Grandad appears, he cooks up another breakfast and makes more coffee and can toilet himself, all of which I am happy about.

When the parents return and hear about the mess and laugh and make hot chocolate, these grandparents take repentant Dog for a walk at Harrowbeer, which was an airfield where Second World War pilots once mustered, and now people come to tread their boots on the grown over landing strips, and pick their steps through what the ponies have dropped.
We should have brought a bag, Grandad notes, mindful of feeding a large garden.
No thanks, this Granma says, I’ve had enough for today.

But when we get home we remember that we’d ordered ten bags from the annual dung run.
I say, ‘I’ll get my gloves.’

And though the wind has icy teeth, daffodils filter light, snowdrops nod, lumping bags brings on a glow, and there we go: good compost in the making, good memories, good stories.

Sit with another coffee (mug sized cup, perfect for hand warming) thinking of this: always after grandchildren time I sort of digest who they are - ruminate - how they are growing, what people they are becoming.

I have a grand view, hedged fields, the tree line by the river, valley slopes.
I wonder at my own future too - we are all always works in process - tip up my cup to read the grounds.
Pretty sure it was shouting YES, though I hadn’t phrased a question. 


Geo. said…
Delightful vignette, delightfully written.
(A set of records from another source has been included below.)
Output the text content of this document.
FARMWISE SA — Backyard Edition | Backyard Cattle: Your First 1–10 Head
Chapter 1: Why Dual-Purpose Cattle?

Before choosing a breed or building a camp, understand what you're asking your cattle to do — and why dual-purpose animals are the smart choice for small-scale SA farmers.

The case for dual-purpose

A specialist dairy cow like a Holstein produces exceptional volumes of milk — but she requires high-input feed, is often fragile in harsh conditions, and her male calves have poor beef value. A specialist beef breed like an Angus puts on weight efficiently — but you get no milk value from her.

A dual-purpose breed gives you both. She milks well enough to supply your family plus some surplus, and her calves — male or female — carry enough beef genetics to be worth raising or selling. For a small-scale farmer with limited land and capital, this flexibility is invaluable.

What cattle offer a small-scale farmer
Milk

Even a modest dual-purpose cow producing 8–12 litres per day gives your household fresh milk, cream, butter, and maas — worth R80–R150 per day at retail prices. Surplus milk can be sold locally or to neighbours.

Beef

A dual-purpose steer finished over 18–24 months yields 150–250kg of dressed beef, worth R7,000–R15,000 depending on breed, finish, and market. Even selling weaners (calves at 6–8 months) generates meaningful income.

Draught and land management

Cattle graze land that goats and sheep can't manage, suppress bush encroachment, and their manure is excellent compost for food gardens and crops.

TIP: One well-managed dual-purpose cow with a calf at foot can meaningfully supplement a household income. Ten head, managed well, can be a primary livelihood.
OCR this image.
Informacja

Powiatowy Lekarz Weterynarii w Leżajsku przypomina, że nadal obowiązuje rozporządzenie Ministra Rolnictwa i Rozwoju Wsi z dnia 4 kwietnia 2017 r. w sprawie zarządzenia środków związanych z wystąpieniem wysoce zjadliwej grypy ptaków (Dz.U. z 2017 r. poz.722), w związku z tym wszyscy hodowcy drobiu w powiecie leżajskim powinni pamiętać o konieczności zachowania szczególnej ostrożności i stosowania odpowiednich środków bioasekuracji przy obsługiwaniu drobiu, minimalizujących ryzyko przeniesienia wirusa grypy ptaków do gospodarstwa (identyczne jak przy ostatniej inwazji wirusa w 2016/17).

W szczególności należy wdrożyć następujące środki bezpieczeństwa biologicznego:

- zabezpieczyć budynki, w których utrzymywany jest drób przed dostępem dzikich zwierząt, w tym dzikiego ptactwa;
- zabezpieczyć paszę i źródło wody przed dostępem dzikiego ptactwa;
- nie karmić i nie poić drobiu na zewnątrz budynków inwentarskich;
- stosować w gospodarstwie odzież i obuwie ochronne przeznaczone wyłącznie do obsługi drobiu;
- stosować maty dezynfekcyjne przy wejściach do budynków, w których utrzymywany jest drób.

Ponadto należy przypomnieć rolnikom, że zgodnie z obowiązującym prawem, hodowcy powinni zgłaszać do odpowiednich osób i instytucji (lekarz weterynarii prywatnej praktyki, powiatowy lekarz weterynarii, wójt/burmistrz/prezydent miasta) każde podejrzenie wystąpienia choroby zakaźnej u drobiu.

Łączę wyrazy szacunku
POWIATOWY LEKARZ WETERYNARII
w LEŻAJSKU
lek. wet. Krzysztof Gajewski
Beautiful children. Most admirable Granma. There is so much love in this post!
Lisa Southard said…
Richness of all kinds :-) xx
Lisa Southard said…
Coffee grounds seem to have an apple fallen from the tree, behind that a goose, underneath it all a mix of roots and dung? Think I'm happy with that.
It’s both amazing and humbling to observe our families growing and evolving. It sounds like you are enjoying the ride.